How to connect a volttron platform to one on a remote server

I would like to connect a volttron platform running on a raspberry pi connected to the local network of a building to a second volttron platform running on a virtual personal server.
I know that two volttron platforms can interact with each other using the Volttron Central Management Agent or using the ForwardAgent. However, it is not clear to me what security method is used. Our ICT manager only agrees to set up a connection if the information is exchanged through https.
Could you help me formulating an answer to ICT regarding the security issue? And give me some pratical tips on how to set up the volttron configuration files? I'm not very familiar with network/security technologies. Maybe important to know: the server has a proxy and a reverse-proxy security.
Thx!
Your security person is correct. You should only set the platform up in a "real" environment through https. Since you have a proxy, that should be forwarded to the volttron central agent.
internet (443) -> proxy -> http://127.0.0.1:8080
The proxy in this case is on the same machine as the volttron central platform.
This is how we are doing it with apache as our proxy. One could do the same thing with a different web server such as nginx.
Hopefully that helps
If you are indeed trying to connect from a single instance to another instance (e.g. the way the forwarder does). Then the answer is the security is using public/private key pairs with curve mq providing perfect forward security. All traffic between platforms is 100% encrypted and only authorized agents can transmit across the instances bus.
http://curvezmq.org/

Using volttron-cfg to configure volttron central (VC)

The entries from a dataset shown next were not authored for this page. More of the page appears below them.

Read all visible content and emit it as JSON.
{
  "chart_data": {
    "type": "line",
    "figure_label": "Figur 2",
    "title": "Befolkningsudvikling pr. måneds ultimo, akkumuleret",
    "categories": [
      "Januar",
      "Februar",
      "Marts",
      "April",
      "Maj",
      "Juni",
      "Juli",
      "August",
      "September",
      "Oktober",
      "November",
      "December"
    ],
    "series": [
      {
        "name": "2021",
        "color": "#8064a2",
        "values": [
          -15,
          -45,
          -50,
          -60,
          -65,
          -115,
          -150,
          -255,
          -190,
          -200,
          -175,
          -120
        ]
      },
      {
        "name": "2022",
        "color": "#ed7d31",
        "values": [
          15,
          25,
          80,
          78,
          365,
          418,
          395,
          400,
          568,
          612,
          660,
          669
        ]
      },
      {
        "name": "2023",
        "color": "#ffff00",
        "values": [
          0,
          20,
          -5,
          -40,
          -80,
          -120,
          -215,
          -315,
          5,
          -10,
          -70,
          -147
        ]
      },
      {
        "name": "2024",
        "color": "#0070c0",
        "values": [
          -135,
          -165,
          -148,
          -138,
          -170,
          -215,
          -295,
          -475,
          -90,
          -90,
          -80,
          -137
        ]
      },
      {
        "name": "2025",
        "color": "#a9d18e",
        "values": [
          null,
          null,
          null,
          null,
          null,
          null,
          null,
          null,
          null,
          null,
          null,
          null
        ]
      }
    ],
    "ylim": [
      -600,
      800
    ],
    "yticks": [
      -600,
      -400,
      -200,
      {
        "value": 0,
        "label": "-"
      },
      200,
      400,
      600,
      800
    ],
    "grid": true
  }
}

While using volttron-cfg, I was asked some questions:
Include volttron central platform agent on volttron central? [Y] Is VC platform agent is the backend agent and VC is the frontend?
What is port 22916 (vip port)? The content returned from
"localhost:22916" is not readable.
Thanks.
The VOLTTRON central agent(VC) connects to the individual VOLTTRON instances through the VOLTTRON central platform agent(VCP).
Both the VC and VCP agents are not considered platform agents because they aren't started up when you start VOLTTRON by default.
When using the volttron-cfg command the question is asking you do you want to have a VCP as well as a VC installed on whatever instance you are setting up.
The port 22916 is the VIP (VOLTTRON Interconnect Protocol) port that allows all of the VOLTTRON agents to connect with the VOLTTRON router. If you have a VOLTTRON instance running (and left as the default port), you can telnet to it and see that it is indeed running. You will not be able to browse to it however as it is not serving http requests from that port.